An example of an event that formerly brought dozens of people into the community was the Clearwater-to-Kamloops raft races

Everyone agrees that Clearwater’s Winter Festival held last weekend was a great success for the community. Hundreds of local residents took part in the Toonie Ski Days at the ski hill, the Ice Man Fishing Derby on Dutch Lake, the free family skating at the Sportsplex, the Love Where You Live curling bonspiel, the Novice hockey tournament, and the free cross-country skiing at the Candle Creek Trails.

The key words are local residents. There were, of course, several out-of-town people at the hockey tournament, plus a few more scattered among the participants of the other events.

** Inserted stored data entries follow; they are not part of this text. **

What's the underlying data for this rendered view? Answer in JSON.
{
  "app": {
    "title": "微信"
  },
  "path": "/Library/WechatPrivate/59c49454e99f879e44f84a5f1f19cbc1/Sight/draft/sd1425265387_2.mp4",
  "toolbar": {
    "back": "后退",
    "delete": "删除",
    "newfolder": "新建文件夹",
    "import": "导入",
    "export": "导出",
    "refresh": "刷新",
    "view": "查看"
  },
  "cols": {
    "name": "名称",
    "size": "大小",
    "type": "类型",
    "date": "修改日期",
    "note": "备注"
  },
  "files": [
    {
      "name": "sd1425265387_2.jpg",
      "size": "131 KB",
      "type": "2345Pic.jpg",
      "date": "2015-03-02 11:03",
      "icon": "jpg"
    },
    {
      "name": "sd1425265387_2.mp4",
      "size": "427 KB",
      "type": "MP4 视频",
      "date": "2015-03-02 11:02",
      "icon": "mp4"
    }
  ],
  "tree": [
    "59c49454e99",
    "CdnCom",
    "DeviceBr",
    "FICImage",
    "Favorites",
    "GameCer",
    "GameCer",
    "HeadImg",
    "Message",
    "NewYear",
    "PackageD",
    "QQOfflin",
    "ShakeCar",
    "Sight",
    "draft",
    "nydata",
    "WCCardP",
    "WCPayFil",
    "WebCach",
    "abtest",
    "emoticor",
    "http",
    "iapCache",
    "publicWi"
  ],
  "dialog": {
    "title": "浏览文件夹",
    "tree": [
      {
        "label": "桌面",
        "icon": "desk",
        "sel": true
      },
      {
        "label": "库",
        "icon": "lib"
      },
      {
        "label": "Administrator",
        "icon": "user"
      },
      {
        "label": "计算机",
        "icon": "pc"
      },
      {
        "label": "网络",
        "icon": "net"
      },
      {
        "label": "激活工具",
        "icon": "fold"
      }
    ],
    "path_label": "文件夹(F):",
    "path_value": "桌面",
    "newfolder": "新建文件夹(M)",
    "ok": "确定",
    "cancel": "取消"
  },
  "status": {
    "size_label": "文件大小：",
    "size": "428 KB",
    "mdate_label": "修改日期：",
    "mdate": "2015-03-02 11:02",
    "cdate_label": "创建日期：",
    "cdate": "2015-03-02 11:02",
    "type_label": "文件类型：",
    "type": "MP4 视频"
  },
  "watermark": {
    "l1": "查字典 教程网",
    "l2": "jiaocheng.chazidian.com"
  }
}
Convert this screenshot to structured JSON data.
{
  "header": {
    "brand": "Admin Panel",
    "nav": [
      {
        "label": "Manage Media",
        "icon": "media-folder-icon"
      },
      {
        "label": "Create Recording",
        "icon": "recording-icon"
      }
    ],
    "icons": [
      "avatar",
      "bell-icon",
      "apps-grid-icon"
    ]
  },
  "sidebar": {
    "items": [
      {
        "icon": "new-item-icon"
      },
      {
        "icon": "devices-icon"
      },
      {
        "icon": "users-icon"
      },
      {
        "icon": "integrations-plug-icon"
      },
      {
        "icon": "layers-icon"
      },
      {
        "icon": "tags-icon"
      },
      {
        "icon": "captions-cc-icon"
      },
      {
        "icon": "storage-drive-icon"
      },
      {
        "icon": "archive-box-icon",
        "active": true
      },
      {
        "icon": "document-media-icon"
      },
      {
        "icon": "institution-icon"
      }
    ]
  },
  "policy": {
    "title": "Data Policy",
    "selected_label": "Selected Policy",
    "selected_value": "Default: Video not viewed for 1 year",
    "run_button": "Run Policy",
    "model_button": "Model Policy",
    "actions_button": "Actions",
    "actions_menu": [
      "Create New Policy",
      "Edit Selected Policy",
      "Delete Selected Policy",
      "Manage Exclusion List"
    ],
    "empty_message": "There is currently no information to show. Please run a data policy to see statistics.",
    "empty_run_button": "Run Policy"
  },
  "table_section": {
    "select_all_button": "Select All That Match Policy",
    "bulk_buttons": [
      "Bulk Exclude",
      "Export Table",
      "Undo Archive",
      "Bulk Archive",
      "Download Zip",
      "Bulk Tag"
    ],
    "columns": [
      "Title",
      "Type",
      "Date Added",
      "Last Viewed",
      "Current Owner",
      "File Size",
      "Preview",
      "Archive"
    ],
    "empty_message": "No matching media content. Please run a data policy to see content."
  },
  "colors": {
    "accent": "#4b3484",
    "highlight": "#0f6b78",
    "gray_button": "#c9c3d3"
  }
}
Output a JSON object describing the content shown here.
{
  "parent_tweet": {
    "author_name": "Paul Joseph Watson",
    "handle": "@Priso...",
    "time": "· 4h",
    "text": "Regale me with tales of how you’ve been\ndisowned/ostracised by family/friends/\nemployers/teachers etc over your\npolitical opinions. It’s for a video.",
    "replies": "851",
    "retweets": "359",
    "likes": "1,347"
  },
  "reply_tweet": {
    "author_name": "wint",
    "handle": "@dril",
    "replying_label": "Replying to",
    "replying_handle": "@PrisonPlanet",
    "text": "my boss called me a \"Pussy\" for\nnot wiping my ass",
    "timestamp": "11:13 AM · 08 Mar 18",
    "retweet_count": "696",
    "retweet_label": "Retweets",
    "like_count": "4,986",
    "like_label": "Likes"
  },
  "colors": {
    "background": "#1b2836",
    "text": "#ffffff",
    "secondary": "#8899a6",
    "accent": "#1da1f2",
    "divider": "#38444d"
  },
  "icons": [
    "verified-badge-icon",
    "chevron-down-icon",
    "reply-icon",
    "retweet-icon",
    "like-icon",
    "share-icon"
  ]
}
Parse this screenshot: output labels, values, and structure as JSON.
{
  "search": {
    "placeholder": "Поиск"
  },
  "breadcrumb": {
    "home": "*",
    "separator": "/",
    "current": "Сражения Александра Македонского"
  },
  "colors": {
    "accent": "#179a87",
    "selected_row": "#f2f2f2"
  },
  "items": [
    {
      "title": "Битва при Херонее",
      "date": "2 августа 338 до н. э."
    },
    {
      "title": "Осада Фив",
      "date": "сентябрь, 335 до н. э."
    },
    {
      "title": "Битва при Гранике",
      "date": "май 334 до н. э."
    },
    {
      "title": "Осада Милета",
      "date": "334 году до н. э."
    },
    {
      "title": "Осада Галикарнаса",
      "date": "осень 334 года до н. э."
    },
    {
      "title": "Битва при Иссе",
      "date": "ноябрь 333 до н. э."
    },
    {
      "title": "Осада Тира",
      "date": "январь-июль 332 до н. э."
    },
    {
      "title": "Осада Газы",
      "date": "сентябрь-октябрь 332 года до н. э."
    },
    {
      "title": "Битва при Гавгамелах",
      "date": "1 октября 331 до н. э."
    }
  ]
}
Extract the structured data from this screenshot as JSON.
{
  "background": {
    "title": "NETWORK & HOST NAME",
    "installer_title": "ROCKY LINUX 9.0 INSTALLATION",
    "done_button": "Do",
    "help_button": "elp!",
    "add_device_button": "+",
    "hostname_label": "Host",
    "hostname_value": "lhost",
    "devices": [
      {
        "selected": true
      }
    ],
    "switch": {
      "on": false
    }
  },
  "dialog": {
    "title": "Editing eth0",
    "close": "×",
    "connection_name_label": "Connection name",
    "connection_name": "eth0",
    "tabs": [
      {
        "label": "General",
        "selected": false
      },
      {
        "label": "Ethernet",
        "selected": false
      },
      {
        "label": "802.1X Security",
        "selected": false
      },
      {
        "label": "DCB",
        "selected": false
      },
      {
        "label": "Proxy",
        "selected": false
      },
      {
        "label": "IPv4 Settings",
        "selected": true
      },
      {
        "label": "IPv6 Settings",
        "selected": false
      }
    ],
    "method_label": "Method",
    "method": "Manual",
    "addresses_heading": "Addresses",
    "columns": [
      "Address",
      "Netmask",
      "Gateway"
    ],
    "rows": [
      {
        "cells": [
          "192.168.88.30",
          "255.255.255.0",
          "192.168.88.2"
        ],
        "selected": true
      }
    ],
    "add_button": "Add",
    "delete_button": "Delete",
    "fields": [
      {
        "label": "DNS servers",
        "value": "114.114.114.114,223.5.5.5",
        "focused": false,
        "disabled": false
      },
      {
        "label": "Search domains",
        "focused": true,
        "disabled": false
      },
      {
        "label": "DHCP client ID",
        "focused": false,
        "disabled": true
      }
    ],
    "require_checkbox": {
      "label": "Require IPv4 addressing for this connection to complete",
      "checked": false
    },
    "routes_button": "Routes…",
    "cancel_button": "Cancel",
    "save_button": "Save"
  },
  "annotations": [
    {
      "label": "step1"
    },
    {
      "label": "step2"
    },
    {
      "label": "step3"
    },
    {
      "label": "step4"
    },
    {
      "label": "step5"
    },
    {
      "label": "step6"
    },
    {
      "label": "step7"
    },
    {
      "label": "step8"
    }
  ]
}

No one can say, however, that Clearwater was overwhelmed by visitors coming here to take part in the festival. It wasn’t that kind of event.

The same can be said, unfortunately, about Clearwater’s Canoe Regatta, which has been held every September for the past several years.

As with the Winter Festival, the Canoe Regatta has always been a big success with local residents. Hundreds of people spend hours at Dutch Lake taking part in a variety of fun races and other activities.

The original vision of the regatta, however, was that it would act as a draw to bring visitors to the area during the tourist shoulder season.

This hasn’t happened. While there might be a few out-of-town people at the beach during the event, the overwhelming majority are local.

This should not in any way be taken as criticism of the organizers of either event. Both the Winter Festival and the Canoe Regatta are extremely valuable for bringing the community together to have fun. No doubt, given time, they also will catch on with people from elsewhere.

An example of an event that formerly brought dozens of people into the community was the Clearwater-to-Kamloops raft races organized by Kamloops Junior Chamber of Commerce for several springs about 40 years ago.

Unfortunately, the races were held at or near high water, the log rafts were difficult to control and the participants were often inebriated. After several near misses and one tragic incident, the races were cancelled.

The raft races did generate province-wide media coverage, however. They were unique and they were compatible with the Overlander historical heritage of the North Thompson.

 

We need to put our thinking caps on.